Avrupa’ya birinci kim giderse gitsin fakat gitsin
– Yeni kuşak Türk antrenörler içerisinde hangi isim daha evvel Avrupa’ya masraf?
Evet, futbolcularımız Avrupa’nın değerli kulüplerinde forma giyiyor. Teknik yöneticilerimizin de emsal bir durum yaşayabilmesi için ligimizin kalitesinin fazlaca daha artması lazım. örneğin şu an Makedonya Ligi’nin başarılı teknik yöneticisi bizim pek ilgimizi çekmiyor. Tıpkı biçimde Türkiye Ligi’nin de Avrupa’da bir daha bedel kazanması gerekiyor. Bunun için de muvaffakiyet koşul diye düşünüyorum. bu biçimdece Türk antrenörlerimiz de Avrupa’da vazife alabilir. Kimin birinci gideceği kıymetli değil, Çağdaş Atan gitsin, İlhan Palut gitsin, Ömer Erdoğan gitsin… Birileri gitsin. Bu yolu açalım kâfi ki.
Konya’da vakit yüzde 95 tesislerde geçiyor
– Konya’da neler yapıyorsunuz? Futbol haricinde vaktinizi nasıl geçiriyorsunuz?
Ailem Göztepe periyodunda İzmir’e yerleşmişti. Müsaade fırsatları olursa gidiyorum yanlarına. Konya’da ise yüzde 95 tesislerde geçiriyorum günümü. Dışarıya da elbette çıkıyorum. Konya hayli kadim (eski, ezeli) bir kent. Gezilmesi gereken epey kıymetli yerleri var, buraları geziyorum. Kenti de tanımak lazım. İnsanların rutinine ayak uydurmak gerektiğini düşünüyorum. Konya’nın dinginliğini, huzurunu, paklığını seviyorum. Zira burası benim beklentilerimle hakikat orantılı bir kent.
Başarı, otobiyografi ve tarihi kitapları okuyorum
– Edebiyat, müzik ve sinemaya dair tercihlerinizden kelam edebilir misiniz?

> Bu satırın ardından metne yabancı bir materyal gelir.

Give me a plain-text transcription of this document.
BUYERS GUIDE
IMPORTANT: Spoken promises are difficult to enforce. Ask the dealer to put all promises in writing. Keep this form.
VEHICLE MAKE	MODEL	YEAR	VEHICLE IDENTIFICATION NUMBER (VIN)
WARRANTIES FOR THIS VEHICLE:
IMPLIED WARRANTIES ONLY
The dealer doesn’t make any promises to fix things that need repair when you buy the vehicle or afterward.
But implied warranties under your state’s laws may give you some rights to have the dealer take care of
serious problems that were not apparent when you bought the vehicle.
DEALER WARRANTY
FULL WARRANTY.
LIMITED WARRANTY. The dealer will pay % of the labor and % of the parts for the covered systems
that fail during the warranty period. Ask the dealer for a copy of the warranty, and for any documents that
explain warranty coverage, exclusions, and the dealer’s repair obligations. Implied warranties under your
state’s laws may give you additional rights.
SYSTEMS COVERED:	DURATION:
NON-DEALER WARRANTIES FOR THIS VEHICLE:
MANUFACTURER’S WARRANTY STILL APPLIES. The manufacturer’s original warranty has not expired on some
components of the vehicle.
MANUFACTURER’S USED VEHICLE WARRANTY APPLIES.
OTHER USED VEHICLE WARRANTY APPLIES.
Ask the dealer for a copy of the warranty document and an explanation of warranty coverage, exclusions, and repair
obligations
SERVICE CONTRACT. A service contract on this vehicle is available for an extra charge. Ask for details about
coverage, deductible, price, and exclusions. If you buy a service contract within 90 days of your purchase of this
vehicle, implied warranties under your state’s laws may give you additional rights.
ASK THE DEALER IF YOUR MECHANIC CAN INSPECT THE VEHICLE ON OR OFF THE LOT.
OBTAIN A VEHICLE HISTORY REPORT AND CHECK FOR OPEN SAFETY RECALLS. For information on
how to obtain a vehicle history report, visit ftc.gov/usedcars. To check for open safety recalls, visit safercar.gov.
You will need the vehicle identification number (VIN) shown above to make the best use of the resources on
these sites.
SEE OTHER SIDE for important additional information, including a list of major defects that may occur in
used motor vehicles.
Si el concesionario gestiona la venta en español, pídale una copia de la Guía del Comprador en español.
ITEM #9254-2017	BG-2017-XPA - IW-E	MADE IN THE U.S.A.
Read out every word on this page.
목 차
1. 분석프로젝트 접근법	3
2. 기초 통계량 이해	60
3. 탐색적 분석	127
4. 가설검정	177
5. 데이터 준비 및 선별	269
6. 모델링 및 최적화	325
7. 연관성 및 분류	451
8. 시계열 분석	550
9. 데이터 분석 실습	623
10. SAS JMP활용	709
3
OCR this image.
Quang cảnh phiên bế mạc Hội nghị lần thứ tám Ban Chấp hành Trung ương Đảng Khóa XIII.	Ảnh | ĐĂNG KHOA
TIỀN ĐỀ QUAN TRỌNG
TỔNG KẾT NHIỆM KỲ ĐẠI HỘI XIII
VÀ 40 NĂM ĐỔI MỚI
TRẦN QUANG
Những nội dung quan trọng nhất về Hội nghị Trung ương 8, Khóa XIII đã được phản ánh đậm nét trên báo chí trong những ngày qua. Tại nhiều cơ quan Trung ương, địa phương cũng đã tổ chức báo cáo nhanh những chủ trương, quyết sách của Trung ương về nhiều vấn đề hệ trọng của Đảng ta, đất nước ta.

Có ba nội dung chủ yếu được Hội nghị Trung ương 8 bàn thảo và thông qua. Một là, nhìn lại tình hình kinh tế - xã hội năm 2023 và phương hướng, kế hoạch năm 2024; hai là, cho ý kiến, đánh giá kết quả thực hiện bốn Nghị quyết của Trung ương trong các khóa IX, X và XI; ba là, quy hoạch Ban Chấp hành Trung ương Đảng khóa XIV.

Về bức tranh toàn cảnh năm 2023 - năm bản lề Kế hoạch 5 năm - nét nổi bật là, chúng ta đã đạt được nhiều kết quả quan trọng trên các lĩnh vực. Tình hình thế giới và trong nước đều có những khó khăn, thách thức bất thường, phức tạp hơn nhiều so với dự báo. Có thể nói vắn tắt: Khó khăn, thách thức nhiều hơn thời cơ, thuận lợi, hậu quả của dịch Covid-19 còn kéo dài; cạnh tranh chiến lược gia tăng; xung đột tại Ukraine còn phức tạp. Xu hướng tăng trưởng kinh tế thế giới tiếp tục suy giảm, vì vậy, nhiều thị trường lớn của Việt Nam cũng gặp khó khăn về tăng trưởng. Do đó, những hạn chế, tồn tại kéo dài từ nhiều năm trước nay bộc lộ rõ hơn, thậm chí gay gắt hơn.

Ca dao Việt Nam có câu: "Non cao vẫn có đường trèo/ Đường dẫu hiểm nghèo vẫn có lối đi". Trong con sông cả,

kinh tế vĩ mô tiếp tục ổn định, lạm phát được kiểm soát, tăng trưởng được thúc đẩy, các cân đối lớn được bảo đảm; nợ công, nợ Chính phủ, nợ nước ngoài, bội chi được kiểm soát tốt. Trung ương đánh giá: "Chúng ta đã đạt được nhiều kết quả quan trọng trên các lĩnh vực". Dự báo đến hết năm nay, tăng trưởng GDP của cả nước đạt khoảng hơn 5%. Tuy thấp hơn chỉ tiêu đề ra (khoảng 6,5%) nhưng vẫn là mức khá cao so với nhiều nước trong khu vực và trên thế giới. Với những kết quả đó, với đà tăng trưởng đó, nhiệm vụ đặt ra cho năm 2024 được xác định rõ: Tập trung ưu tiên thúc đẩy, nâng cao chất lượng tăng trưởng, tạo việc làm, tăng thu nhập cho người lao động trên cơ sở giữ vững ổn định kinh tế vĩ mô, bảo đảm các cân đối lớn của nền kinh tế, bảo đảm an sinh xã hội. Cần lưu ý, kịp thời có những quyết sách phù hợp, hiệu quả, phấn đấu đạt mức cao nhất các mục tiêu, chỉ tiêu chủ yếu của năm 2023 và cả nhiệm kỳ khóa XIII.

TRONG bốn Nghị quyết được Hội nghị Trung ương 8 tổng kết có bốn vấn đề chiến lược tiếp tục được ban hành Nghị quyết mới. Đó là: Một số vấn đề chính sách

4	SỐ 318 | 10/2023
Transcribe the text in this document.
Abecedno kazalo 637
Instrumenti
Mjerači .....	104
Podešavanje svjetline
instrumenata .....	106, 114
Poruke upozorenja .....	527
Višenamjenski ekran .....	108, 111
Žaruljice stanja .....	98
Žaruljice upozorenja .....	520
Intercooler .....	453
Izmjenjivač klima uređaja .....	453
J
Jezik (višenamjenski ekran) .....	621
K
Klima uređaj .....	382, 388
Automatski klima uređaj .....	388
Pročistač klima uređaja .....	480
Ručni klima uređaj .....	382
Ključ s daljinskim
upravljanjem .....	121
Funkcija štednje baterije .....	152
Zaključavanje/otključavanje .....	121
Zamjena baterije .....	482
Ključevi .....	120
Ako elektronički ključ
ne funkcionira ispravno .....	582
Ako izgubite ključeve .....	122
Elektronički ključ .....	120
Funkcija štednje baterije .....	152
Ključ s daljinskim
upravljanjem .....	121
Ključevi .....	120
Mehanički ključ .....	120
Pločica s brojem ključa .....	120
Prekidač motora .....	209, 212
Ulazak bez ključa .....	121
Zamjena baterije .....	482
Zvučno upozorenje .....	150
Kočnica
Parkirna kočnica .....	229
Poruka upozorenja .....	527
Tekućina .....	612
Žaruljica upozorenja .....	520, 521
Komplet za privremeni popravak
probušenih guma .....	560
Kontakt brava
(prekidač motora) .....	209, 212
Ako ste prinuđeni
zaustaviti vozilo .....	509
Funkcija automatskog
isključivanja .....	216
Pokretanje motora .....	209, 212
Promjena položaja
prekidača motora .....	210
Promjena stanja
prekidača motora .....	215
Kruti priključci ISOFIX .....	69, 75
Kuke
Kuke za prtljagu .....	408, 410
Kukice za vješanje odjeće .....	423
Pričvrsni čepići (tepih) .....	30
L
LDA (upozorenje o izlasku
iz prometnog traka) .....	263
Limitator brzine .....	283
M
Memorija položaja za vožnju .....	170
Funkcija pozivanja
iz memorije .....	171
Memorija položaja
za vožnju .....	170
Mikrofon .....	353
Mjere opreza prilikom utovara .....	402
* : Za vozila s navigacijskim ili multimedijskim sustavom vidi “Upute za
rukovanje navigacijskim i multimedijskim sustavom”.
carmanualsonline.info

Genellikle muvaffakiyet hikayeleri ve otobiyografi şeklinde kitaplar okumayı seviyorum. Guardiola’nın kitabını da okudum örneğin. Tarih kitaplarını okumayı seviyorum. Sinemada da insanların ortak yorumlarından hareketle sinema seçiyorum genelde. Müzik kültürüm de genelde ruh halime göre değişim gösteriyor. Belgeselleri de futbol ve meslek üzerine seçerim. Fatih Terim belgeselini de izledim örneğin. Evet, bir teknik yöneticinin hayatı futboldur. Her ne aktiviteyi yaparsa yapsın, başında hafta sonu oynayacağı maçı oynar.
Bir totemim yok, onun yerine dua var
– Maç öncesinde yaptığınız bir toteminiz var mı?
Belirli bir totemim yok. Zira bir totem yapmaya başlarsam kendimi ruhsal manada olumsuz etkileyebilirim bir süre daha sonra. aslına bakarsan her totemin bir gün sonu geliyor. Onun yerine dua ediyorum, inşallah hoş bir maç çıkarırız diye.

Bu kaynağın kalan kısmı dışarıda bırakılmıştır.